In fact, it has been estimated that solar cell efficiency goes down by about 0.5% (in crystalline cells) for every degree centigrade the temperature rises above 25 C (77 degrees F.). So, as you can see those who live in climates that frequently reach temperatures above 25 C should be aware of this effect.

Improvements

Fortunately, there have been a great number of solar panel efficiency improvements over the last several years, and many more are doubtless on the way. A short survey of some of them would have to include mention of so-called “concentrator systems”. These systems increase the light intensity by using concentrating optics. Higher intensity light per amount of space increases the efficiency of the cell, especially when they are now-cost-effective GaAs cells.

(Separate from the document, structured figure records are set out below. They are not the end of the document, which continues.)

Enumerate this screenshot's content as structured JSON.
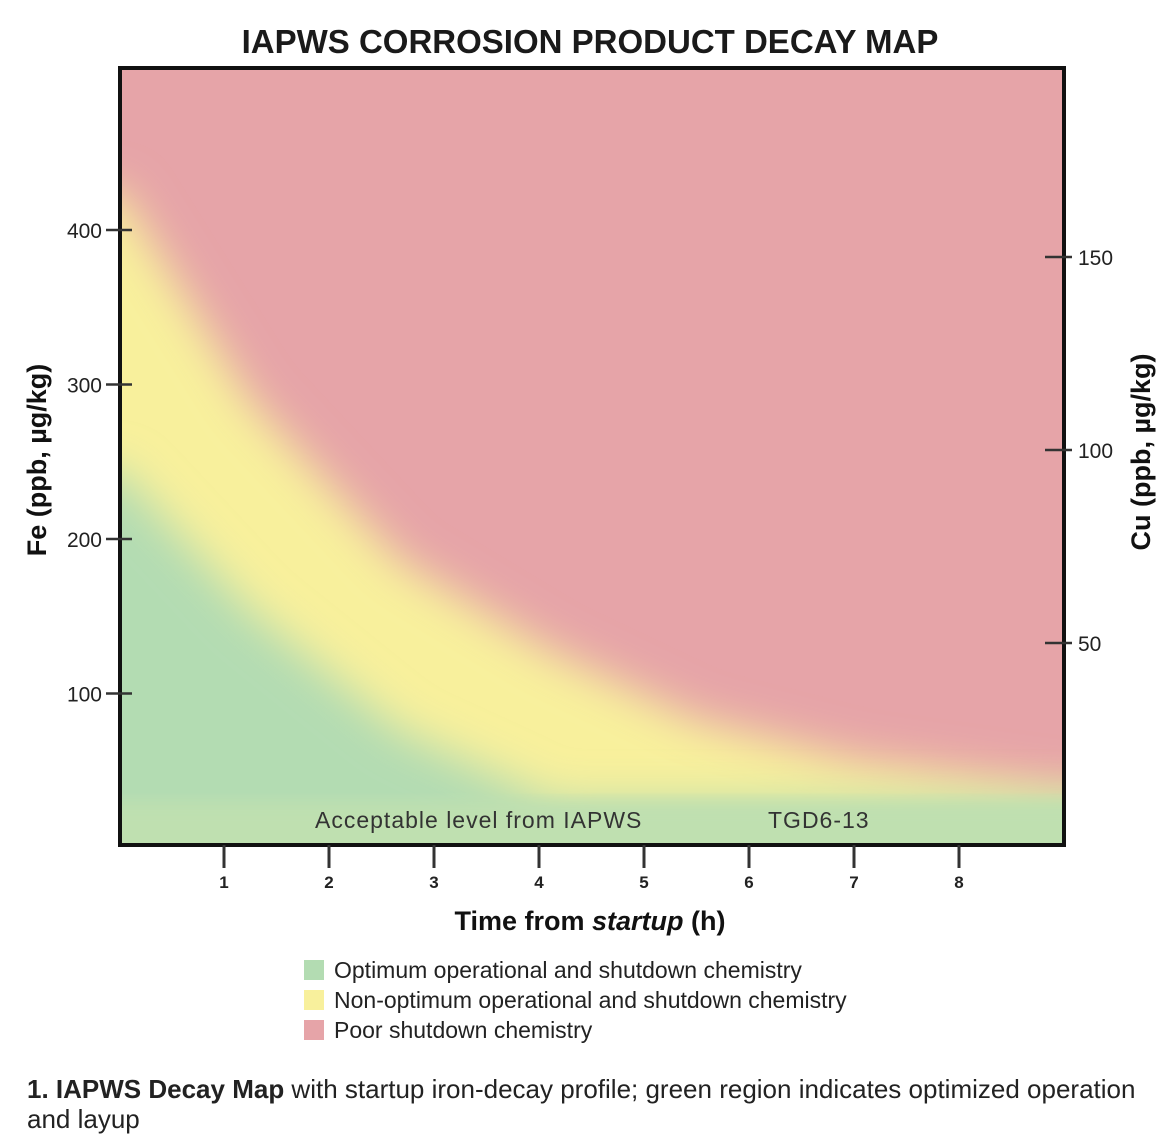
{
  "chart_data": {
    "type": "area",
    "title": "IAPWS CORROSION PRODUCT DECAY MAP",
    "xlabel_prefix": "Time from ",
    "xlabel_italic": "startup",
    "xlabel_suffix": " (h)",
    "ylabel_left": "Fe (ppb, µg/kg)",
    "ylabel_right": "Cu (ppb, µg/kg)",
    "xlim": [
      0,
      9
    ],
    "ylim_left": [
      0,
      503
    ],
    "ylim_right": [
      0,
      216
    ],
    "x_ticks": [
      1,
      2,
      3,
      4,
      5,
      6,
      7,
      8
    ],
    "y_ticks_left": [
      100,
      200,
      300,
      400
    ],
    "y_ticks_right": [
      50,
      100,
      150
    ],
    "regions": [
      {
        "name": "Optimum operational and shutdown chemistry",
        "color": "#b3dcb2",
        "upper_boundary": [
          [
            0,
            245
          ],
          [
            1.25,
            154
          ],
          [
            2.68,
            76
          ],
          [
            3.9,
            38
          ],
          [
            4.1,
            30
          ],
          [
            9,
            30
          ]
        ]
      },
      {
        "name": "Non-optimum operational and shutdown chemistry",
        "color": "#f8f09c",
        "upper_boundary": [
          [
            0,
            426
          ],
          [
            1.25,
            290
          ],
          [
            2.68,
            186
          ],
          [
            4.1,
            128
          ],
          [
            5.5,
            83
          ],
          [
            7,
            57
          ],
          [
            9,
            38
          ]
        ]
      },
      {
        "name": "Poor shutdown chemistry",
        "color": "#e6a4a8",
        "upper_boundary": [
          [
            0,
            503
          ],
          [
            9,
            503
          ]
        ]
      }
    ],
    "acceptable_level": {
      "value_fe": 30,
      "label_left": "Acceptable level from IAPWS",
      "label_right": "TGD6-13",
      "color": "#bfe0b0"
    }
  },
  "caption": {
    "bold": "1. IAPWS Decay Map",
    "text": " with startup iron-decay profile; green region indicates optimized operation and layup"
  }
}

Another improvement in efficiency has come with the use of multijunction cells. These contain several layers of silicon, with each layer tuned to capture different light frequencies. Extracting energy from multiple light frequencies maximizes the production of energy from each solar unit of light coming from the sun. These are among the most efficient solar panels available. And while these are super efficient, they are also very expensive, so before we see them on a mass scale further developments will have to be made to bring the price down.

One of the latest and most exciting innovations has come in the form of what are called “microinverters”. In a typical solar panel system, the inverter is what converts the DC power generated from the sun’s energy into AC electricity for use inside the home. Until now, the technology has been to have one inverter for the entire system, and then have cords running from each panel to the inverter for power conversion.

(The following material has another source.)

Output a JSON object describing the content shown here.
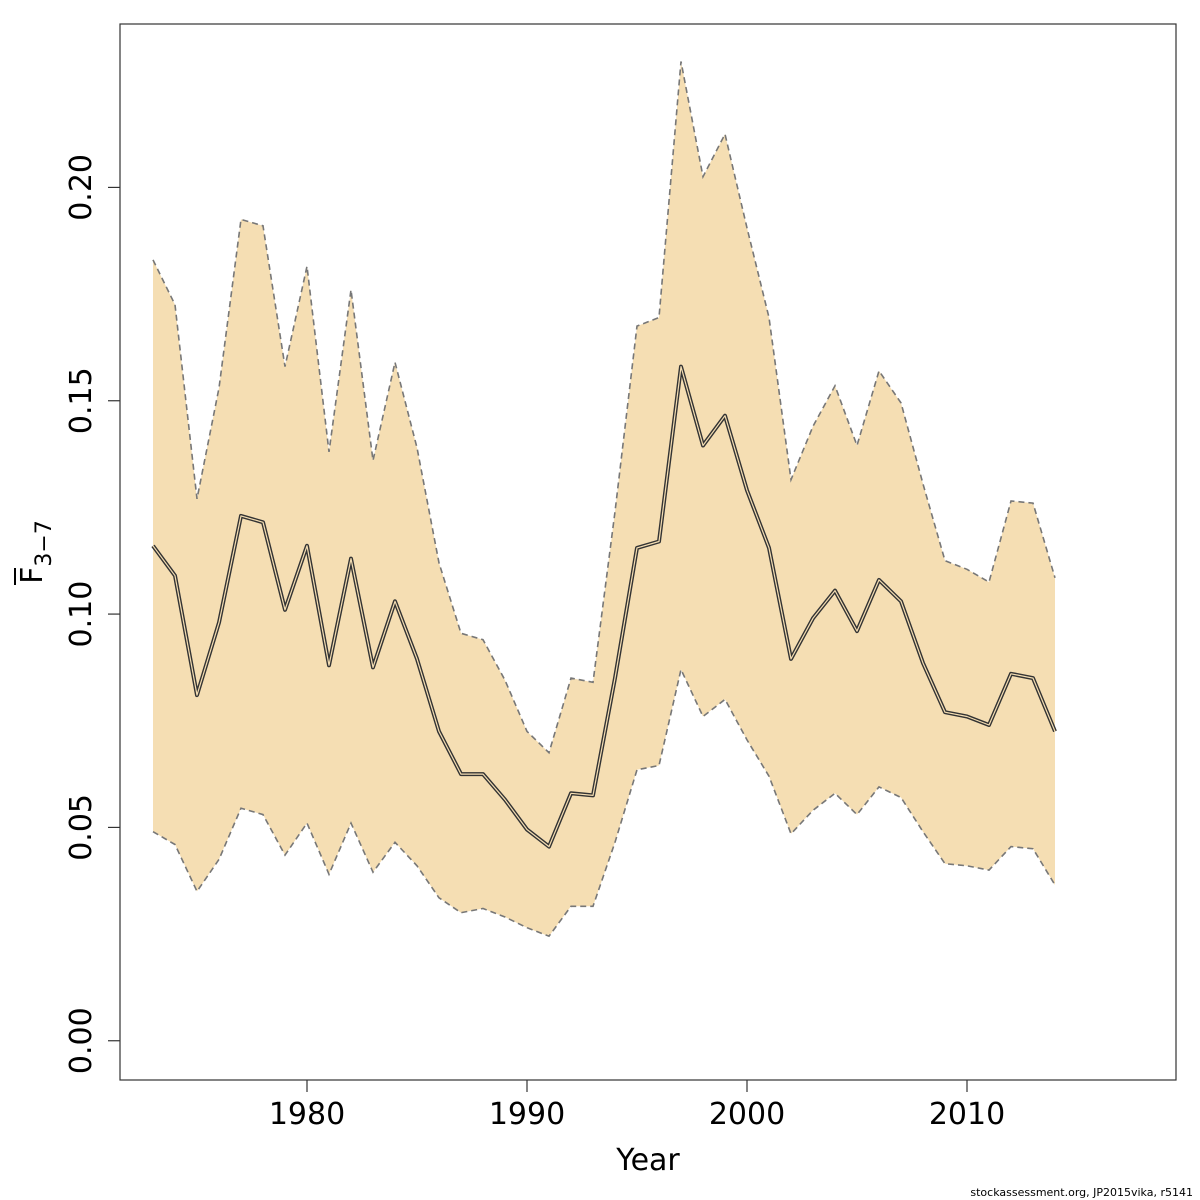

With the microinverter, though, each panel has its own mini-inverter. This will not only greatly reduce the cost of having to run so many cables back to a single inverter, but it will also increase the efficiency. Since each cell will have its own attached microinverter, the electricity will not have to travel back to a single standard inverter. This increases efficiency because the longer electricity has to travel the more power will be lost due to resistance.

Finally, perhaps one of the more unusual efficiency developments in recent times involves the use of “building integrated PV”, also known as “building-applied PV”. With this approach, instead of attaching solar panels to building structures, the buildings are actually partially made of the solar panel materials themselves. At first, this will more commonly be seen on such things as skylights or facades, in addition to certain types of roofs. It is easy to see the potential for enormous savings in the cost of the regular building materials no longer needed, along with the extra power generation of the solar panels, which will be able to cover a much wider area and generate even more  electricity.